Bestiaire de la route
Sur les routes et chemins, quelle biodiversité.
Mais une seule règle, la taille fait roi.
Revue de détails de cette jungle grouillante au ras du sol.
Les mammifères, espèce la plus exposée à tous les dangers, à une exception près, les bovidés.
Tout en bas; les canidés. Faméliques, ils ne s'aventurent guère sur le pavé. Plutôt à dormir sur les bas côtés.
Les humains; regroupent toutes les catégories, tous les ages, enfants, femmes, hommes, vieillards, handicapés. Foule marcheuse, laborieuse, pressée. Espèce dominante du monde animale, ici reléguée en bas de l'échelle mobilité. Harcelée par les gradés, les véhiculés. Risque gros à chaque traversée. Faisant souvent parti de cette catégorie j'ai déjà développé quelques techniques. Estimer sur l'instant la vitesse et le temps d'impact avec un véhiculé, appréhender leur densité, calculer la probabilité de succès d'une traversée, suivre et imiter des passants plus aguerris dans ce milieu magmatique, se protéger en aval d'un véhiculé engagé en courant à ses côtés.
Changer de trottoir devient un acte engagé.
Les bovidés, les maîtres, au dessus de tous mais ne profitent pas vraiment de leur supériorité. Entraperçus quelques fois plantés sur la chaussée. Effet immédiat garanti, ça freine dur et évitement de tous les côtés.
Les chevaux, mules, chameaux. En général attelés à une carriole, restent impassibles; suivent leur chemin sans s'énerver.
Les éléphants. En ai croisé deux, tellement estomaqué sur le coup que je n'ai rien noté.
A Jaipur, j'ai bien vu quelques singes aussi. Mais ils restent sur le haut des toits, ils ne descendent pas au niveau zéro.
Les véhiculés, se distinguent en deux catégories, les motorisés et les autres.

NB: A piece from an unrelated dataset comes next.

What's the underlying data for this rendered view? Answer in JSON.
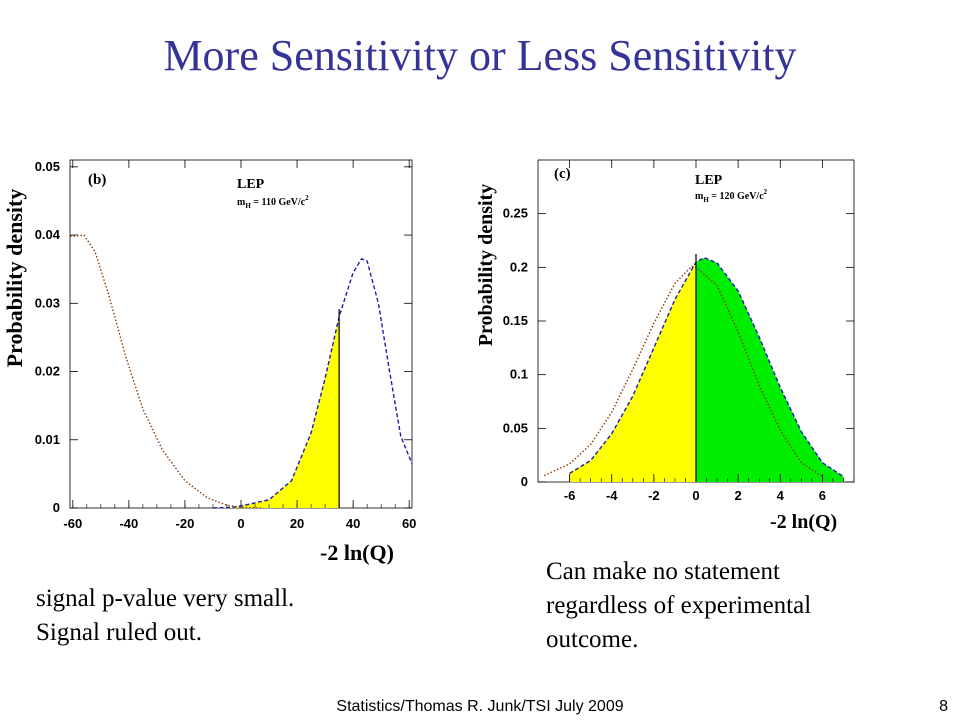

Les autres, charrette à bras ou tractées, vélos, tricycles porteurs, rickshaws, ce sont les petits des grands. Méprisent autant les mammifères qu'ils sont méprisés des motorisés. Certains, frustrés, vont jusqu'à installer des sirènes pour rassembler aux êtres supérieurs. J'ai, quand même, pour eux une certaine reconnaissance devant leur énergie et leur courage face aux motorisés. A Delhi, cet homme arcbouté sur son guidon, neuf ou dix gamins accrochés à son rickshaw.
Les motorisés. Surpopulation hétéroclite, motocycles et motocyclettes, auto-rickshaw, automobiles, triporteurs, camions, autobus, poids lourds. Leur signe d'appartenance, sont équipés d'un avertisseur sonore en permanence actionné. Leur sésame pour vivre en complète liberté. Pas de limite, pas de contrainte, la seule règle, la taille fait roi. Au firmament, les plus gros.
L'ensemble de ces espèces cohabite dans une anarchie absolue, faisant fi des lignes, des contresens, des feux, des passages piétons. Leur nombre est incalculable, bien plus que ne peuvent supporter les chaussées. Leurs comportements sont imprévisibles, écoulement très turbulent dans un continuum de klaxons qui vrillent les tympans. Tout ça, sous le regard impassible de quelques flics usés, qui parfois font des moulinets, dérisoires.
Le chaos urbain absolu.
Et pourtant, depuis le départ, souvent perdu dans cette jungle, à pieds ou en auto-rickshaw, je n'ai observé aucun accrochage ni même de dispute. Incroyable, isn't it.